The Cross for Courage and Fidelity (Dutch: Kruis voor Moed en Trouw) is a military award that was established by Queen Emma of the Netherlands by Royal Decree on 7 March 1898. The cross replaced the old Medal for Courage and Fidelity, which had limited prestige and status according to the Netherlands government. The cross is the second highest award of the Kingdom of the Netherlands, preceded only by the Military William Order. The cross was awarded to (and is still worn by) natives of the Netherlands East Indies that showed exceptional display of bravery and fidelity.

The cross has a resemblance to the Military William Order and is worn with the same ribbon as that order. The shape of the cross itself is somewhat different in the sense that the cross and crown are made of non-enamelled silver. On the cross of the Military William Order a gold spark rod is shown in the middle. However, on the cross for Courage and Fidelity, a heraldic Dutch Lion is shown. Between the arms of this cross two klewangs are added. The text on the cross has the description "VOOR MOED EN TROUW" (for Courage and Fidelity) and at the back "Daden van Moed en Trouw in Nederlands-Indië door inlanders betoond" (Deeds of Courage and Fidelity in the Netherlands East Indies by natives awarded). Between the crown and cross is a spark rod, a distinguishing mark of the Order of the Golden Fleece or the Military William Order.
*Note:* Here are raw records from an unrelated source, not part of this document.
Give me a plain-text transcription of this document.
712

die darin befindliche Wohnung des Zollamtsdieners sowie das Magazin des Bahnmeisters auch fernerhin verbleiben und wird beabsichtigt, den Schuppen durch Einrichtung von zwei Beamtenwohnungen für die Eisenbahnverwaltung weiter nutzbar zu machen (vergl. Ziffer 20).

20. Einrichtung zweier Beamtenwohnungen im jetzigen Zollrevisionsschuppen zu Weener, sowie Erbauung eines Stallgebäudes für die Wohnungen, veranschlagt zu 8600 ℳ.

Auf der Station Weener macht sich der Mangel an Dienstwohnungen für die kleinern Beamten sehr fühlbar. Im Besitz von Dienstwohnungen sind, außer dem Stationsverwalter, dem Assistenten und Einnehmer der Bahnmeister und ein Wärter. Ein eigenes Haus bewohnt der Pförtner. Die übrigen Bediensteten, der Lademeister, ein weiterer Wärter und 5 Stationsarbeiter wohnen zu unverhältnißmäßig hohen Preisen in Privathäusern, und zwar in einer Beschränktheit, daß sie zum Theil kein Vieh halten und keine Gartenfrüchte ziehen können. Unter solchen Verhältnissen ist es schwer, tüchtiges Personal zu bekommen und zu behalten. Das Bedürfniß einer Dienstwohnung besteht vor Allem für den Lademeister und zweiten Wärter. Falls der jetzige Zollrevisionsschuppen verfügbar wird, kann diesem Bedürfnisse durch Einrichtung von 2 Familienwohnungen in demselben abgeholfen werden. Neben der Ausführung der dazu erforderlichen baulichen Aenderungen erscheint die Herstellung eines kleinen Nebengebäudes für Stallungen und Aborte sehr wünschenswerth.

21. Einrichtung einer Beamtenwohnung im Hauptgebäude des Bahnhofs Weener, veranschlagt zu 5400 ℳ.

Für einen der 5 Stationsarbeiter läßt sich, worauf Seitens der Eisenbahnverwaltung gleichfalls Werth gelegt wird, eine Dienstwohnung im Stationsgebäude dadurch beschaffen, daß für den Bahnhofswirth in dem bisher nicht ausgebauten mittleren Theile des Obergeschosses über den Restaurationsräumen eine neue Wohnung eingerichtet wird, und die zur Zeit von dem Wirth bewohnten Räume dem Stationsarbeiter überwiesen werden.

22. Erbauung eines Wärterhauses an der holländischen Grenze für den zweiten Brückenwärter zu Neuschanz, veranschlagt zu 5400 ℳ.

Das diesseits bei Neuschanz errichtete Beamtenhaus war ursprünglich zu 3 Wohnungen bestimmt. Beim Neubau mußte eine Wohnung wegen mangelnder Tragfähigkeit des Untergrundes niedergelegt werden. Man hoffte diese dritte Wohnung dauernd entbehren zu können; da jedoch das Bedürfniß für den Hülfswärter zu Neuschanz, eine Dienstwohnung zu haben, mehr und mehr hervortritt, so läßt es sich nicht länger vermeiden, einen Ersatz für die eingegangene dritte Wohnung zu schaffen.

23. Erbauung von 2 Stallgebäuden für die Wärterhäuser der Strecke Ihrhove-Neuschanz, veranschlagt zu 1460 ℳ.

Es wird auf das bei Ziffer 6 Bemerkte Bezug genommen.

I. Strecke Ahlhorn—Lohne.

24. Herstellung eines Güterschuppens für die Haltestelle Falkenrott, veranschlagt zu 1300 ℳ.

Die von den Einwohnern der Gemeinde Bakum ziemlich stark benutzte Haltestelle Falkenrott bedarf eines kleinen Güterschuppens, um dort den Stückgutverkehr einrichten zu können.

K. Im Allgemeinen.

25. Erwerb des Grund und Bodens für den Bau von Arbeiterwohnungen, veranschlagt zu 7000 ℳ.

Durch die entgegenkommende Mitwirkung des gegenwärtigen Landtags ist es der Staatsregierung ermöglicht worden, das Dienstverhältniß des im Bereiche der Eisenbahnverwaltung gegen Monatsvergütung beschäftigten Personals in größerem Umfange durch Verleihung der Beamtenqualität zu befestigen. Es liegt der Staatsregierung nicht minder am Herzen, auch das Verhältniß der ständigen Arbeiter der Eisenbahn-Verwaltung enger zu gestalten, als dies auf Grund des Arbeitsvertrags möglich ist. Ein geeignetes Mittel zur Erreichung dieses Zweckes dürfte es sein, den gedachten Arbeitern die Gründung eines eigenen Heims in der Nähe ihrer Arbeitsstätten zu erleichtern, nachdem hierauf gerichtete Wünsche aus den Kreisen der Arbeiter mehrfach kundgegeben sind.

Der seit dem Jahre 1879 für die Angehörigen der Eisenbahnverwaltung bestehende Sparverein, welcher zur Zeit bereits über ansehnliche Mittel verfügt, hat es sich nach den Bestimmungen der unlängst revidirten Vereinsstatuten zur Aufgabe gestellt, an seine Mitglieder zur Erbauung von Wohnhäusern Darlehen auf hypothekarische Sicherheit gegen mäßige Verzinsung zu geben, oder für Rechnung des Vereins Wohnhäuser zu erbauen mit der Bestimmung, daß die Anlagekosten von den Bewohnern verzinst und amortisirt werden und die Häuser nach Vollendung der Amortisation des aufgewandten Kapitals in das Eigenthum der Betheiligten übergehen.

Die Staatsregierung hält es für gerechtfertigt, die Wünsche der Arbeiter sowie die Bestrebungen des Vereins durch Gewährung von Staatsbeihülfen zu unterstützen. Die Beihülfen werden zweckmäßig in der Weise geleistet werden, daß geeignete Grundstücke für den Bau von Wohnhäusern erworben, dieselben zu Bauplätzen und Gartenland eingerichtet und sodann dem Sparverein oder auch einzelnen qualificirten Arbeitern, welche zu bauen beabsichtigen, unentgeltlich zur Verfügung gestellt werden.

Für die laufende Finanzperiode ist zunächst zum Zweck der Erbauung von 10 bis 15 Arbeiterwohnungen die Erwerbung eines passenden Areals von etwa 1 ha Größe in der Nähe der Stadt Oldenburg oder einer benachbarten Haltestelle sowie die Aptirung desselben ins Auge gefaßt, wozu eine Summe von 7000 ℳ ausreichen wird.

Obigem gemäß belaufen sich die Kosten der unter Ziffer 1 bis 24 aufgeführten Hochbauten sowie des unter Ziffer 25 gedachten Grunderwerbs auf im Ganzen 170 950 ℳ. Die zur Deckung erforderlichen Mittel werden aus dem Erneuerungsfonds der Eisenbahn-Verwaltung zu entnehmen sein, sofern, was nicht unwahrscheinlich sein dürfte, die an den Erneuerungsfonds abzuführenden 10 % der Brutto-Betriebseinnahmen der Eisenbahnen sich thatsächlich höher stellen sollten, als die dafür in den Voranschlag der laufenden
The Governor-General of the Netherlands East Indies was authorized to award the cross. A total of 262 bronze and 13 silver crosses have been awarded, most of them in 1925. The last cross was awarded in 1927; after that natives and native soldiers of the Royal Dutch East Indies Army were also eligible to receive the Military William Order.

Those recipients who lost the cross during the Japanese occupation of the Dutch East Indies could receive a new cross but without an emblazoned crown.

==Criticism==
The cross, nicknamed the "Military William Order for natives", has been regarded by many as discriminatory to the natives in the Netherlands East Indies.